For presentation purposes, we can convert the session information into a DataFrame and rename some of the columns to improve readability.

[12]:
ssinfo = []
for sid in sids:
    ssinfo.append({'session'   : sid,
                   'resource'  : ss[sid]['pres'],
                   'cores_node': ss[sid]['cores_node'],
                   'gpus_node' : ss[sid]['gpus_node'],
                   'pilots'    : ss[sid]['npilot'],
                   'ps_active' : ss[sid]['npact'],
                   'cores'     : int(ss[sid]['ncores']/ss[sid]['smt']),
                   'gpus'      : ss[sid]['ngpus'],
                   'nodes'     : ss[sid]['nnodes'],
                   'tasks'     : ss[sid]['ntask'],
                   't_done'    : ss[sid]['ntdone'],
                   't_failed'  : ss[sid]['ntfailed']})

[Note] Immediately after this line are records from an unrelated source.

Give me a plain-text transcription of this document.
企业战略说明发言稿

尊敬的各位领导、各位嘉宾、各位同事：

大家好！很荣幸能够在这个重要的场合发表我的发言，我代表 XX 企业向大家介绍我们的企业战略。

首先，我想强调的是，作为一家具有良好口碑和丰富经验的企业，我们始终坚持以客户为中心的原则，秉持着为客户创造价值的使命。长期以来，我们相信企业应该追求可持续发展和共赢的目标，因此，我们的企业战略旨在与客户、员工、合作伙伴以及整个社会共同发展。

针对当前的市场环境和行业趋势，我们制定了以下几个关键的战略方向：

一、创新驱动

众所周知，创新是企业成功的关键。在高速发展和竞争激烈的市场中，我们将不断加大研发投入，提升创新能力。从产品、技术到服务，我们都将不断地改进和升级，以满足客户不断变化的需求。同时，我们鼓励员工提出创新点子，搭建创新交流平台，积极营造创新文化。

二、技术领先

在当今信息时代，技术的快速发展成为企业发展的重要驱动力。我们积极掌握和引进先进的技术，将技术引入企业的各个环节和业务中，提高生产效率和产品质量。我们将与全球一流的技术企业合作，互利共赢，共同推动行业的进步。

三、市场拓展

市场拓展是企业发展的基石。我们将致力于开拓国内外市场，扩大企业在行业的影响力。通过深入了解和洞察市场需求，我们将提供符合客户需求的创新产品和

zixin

df_info = pd.DataFrame(ssinfo)
df_info
[12]:
session resource cores_node gpus_node pilots ps_active cores gpus nodes tasks t_done t_failed
0 rp.session.mosto.mturilli.019432.0005 local.localhost 64 8 1 1 2048 256 32 2048 2048 0
1 rp.session.mosto.mturilli.019432.0003 local.localhost 64 8 1 1 512 64 8 2048 2048 0
2 rp.session.mosto.mturilli.019432.0004 local.localhost 64 8 1 1 1024 128 16 2048 2048 0
3 rp.session.mosto.mturilli.019432.0002 local.localhost 64 8 1 1 256 32 4 2048 2048 0

We can then derive task information for each session.

[13]:
tsinfo = {}
for sid in sids:

    tsinfo[sid] = []
    for task in tasks.get():

        treq = {
            'executable'       : task.description['executable'],
            'cpu_process_type' : task.description['cpu_process_type'],
            'cpu_processes'    : task.description['cpu_processes'],
            'cpu_thread_type'  : task.description['cpu_thread_type'],
            'cpu_threads'      : task.description['cpu_threads'],
            'gpu_process_type' : task.description['gpu_process_type'],
            'gpu_processes'    : task.description['gpu_processes'],
            'gpu_thread_type'  : task.description['gpu_thread_type'],
            'gpu_threads'      : task.description['gpu_threads']
        }

        if not tsinfo[sid]:
            treq['n_of_tasks'] = 1
            tsinfo[sid].append(treq)
            continue

        for i, ti in enumerate(tsinfo[sid]):
            counter = ti['n_of_tasks']
            ti.pop('n_of_tasks')

            if ti == treq:
                counter += 1
                tsinfo[sid][i]['n_of_tasks'] = counter
            else:
                treq['n_of_tasks'] = 1
                tsinfo[sid].append(treq)
tsinfo
[13]:
{'rp.session.mosto.mturilli.019432.0005': [{'executable': '/home/mturilli/github/radical.analytics/docs/source/bin/radical-pilot-hello.sh',
   'cpu_process_type': '',
   'cpu_processes': 0,
   'cpu_thread_type': '',
   'cpu_threads': 0,
   'gpu_process_type': '',
   'gpu_processes': 0,
   'gpu_thread_type': '',
   'gpu_threads': 0,
   'n_of_tasks': 2048}],
 'rp.session.mosto.mturilli.019432.0003': [{'executable': '/home/mturilli/github/radical.analytics/docs/source/bin/radical-pilot-hello.sh',
   'cpu_process_type': '',
   'cpu_processes': 0,
   'cpu_thread_type': '',
   'cpu_threads': 0,
   'gpu_process_type': '',
   'gpu_processes': 0,
   'gpu_thread_type': '',
   'gpu_threads': 0,
   'n_of_tasks': 2048}],
 'rp.session.mosto.mturilli.019432.0004': [{'executable': '/home/mturilli/github/radical.analytics/docs/source/bin/radical-pilot-hello.sh',
   'cpu_process_type': '',
   'cpu_processes': 0,
   'cpu_thread_type': '',
   'cpu_threads': 0,
   'gpu_process_type': '',
   'gpu_processes': 0,
   'gpu_thread_type': '',
   'gpu_threads': 0,
   'n_of_tasks': 2048}],
 'rp.session.mosto.mturilli.019432.0002': [{'executable': '/home/mturilli/github/radical.analytics/docs/source/bin/radical-pilot-hello.sh',
   'cpu_process_type': '',
   'cpu_processes': 0,
   'cpu_thread_type': '',
   'cpu_threads': 0,
   'gpu_process_type': '',
   'gpu_processes': 0,
   'gpu_thread_type': '',
   'gpu_threads': 0,
   'n_of_tasks': 2048}]}